Kevin Carroll embodies the DIY ethic informing the work of many indie artists today. Working in his soundproofed living room alongside his friend Joey Conception, Carroll produced his debut effort The New You and the three songs off this release highlighted on SoundCloud and Reverbnation are mightily representative of what the full work offers listeners. His sound is not easily labeled; it’s an amalgam of his alternative and progressive rock influences filtered through his unique range of experiences and songwriting sensibilities, but Carroll’s extensive musical pedigree further ups the ante with the intelligent angles the music takes and the well observed lyrical content. This is intimate without ever being too precious, clever without ever being cute, and wears its influences on its sleeve without ever lapsing into outright imitation. Kevin Carroll’s songs reflect a true love for the form and ample creativity to find his place in that area.
“A Picture Perfect Jealousy Issue” is rampaging from the start. There’s a bit of a hard rock/metal vibe surrounding this performance, but Carroll owes the bulk of his stylistic debt to punk and high velocity alternative rock.
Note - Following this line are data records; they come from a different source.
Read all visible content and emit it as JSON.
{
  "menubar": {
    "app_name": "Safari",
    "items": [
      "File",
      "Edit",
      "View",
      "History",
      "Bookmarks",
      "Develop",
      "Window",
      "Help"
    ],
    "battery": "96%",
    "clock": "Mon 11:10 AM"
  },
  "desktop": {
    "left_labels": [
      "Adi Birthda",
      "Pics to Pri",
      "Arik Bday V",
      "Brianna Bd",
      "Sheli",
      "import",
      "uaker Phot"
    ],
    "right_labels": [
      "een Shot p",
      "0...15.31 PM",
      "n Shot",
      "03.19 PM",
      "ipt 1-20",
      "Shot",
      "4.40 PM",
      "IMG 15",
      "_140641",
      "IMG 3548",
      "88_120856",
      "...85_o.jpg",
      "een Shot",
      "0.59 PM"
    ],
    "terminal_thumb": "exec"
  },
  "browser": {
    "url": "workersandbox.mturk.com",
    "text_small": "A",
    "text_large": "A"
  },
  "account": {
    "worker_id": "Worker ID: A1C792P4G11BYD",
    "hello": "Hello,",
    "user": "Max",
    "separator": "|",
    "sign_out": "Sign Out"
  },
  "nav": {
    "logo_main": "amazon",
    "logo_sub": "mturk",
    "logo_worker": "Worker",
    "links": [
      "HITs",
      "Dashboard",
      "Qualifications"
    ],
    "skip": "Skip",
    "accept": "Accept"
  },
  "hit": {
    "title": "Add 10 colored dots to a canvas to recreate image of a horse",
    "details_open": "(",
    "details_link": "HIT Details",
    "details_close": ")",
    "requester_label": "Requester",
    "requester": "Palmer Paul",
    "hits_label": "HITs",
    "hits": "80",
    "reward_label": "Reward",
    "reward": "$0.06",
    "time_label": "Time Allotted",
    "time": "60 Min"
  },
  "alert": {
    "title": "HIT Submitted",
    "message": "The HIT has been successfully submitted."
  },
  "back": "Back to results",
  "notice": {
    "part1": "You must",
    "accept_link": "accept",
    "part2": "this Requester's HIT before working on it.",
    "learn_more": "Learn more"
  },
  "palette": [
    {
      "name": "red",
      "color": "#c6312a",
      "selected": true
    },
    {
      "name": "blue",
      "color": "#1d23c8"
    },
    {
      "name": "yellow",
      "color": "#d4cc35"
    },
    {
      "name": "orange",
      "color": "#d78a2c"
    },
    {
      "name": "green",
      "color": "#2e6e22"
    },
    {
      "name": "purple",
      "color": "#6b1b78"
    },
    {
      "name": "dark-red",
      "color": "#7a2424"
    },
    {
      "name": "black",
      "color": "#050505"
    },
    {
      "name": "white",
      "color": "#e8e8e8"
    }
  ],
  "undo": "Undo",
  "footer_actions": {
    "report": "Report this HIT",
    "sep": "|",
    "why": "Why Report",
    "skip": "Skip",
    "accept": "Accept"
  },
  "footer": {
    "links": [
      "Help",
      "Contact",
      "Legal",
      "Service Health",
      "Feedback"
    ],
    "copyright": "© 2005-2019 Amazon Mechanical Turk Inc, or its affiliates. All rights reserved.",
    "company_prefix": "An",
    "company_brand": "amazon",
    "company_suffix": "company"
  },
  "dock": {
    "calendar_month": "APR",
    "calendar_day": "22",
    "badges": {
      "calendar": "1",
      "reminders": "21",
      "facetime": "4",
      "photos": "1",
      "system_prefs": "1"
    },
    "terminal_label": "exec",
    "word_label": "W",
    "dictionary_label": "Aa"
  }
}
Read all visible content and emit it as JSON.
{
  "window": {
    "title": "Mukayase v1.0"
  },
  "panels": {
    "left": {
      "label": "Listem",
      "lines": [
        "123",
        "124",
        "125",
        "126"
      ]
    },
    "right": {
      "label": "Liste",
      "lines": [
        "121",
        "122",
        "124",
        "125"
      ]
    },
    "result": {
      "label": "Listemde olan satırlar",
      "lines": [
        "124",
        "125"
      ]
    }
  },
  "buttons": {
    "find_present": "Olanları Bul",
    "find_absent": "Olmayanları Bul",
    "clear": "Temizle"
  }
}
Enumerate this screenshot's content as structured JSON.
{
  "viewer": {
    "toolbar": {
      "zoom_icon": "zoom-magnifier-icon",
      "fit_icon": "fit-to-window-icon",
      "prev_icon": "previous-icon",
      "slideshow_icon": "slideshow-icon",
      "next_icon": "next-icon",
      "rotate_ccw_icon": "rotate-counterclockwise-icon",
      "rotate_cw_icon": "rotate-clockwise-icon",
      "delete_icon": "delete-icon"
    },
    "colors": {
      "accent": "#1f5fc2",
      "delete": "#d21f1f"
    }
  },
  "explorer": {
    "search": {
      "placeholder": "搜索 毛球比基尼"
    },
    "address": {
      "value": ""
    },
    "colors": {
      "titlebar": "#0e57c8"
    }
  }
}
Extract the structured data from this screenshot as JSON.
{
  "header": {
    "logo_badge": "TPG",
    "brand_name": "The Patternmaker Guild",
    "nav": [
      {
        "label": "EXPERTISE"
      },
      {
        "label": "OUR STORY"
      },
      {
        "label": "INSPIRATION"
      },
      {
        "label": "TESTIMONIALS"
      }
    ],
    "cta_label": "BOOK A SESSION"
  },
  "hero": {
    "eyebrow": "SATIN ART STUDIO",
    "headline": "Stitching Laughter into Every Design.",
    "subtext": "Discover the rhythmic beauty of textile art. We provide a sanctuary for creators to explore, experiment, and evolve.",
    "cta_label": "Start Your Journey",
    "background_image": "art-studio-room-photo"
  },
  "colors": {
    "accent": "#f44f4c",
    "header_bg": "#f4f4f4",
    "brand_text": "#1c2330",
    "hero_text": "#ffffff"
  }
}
The sheer rock muscle harnessed for this track is so powerful it’s difficult to imagine it recorded in someone’s living room, soundproofed or not, but it isn’t all sledgehammer. Instead, Carroll creatively punctuates the track with a dark-hued, melancholy coda. The grinding buzzsaw guitar opening “The Higher I Get with You” transforms into a full-on locomotive musical assault. Carroll’s emphatic vocals on this track and the first alike give it a further signature flavor. The musical settings might be familiar to listeners, but there’s enough iconoclasm there to distinguish it, and there’s a surprising emotional strain consistent in his performances that transforms these roaring tracks into impassioned pleas.
Despite its relatively brief duration, “In the Commercials” obviously aims to establish a cinematic feel in that small space. It has a much more moderate tempo than the preceding songs, deliberate without being ponderous, and the guitar work weaves more complex textures over the top. Everything moves here with inexorable force, but it never suffers from the same self-indulgence that critics so often say plagues this style of music. Kevin Carroll has an artist’s ear as a musician and brings together the different strands of his songwriting into a single coherent thread of musical color. This is music written and recorded with an artist’s aesthetic – no one else would have made their living room a recording environment capable of capturing this sound and played with such expert abandon on these three songs. Kevin Carroll is a major rock talent in the offing and his album The New You, based on these songs alone, promises to be the first salvo in a very impactful career. If you love guitar heavy alternative/metal, these songs will run right up your alley.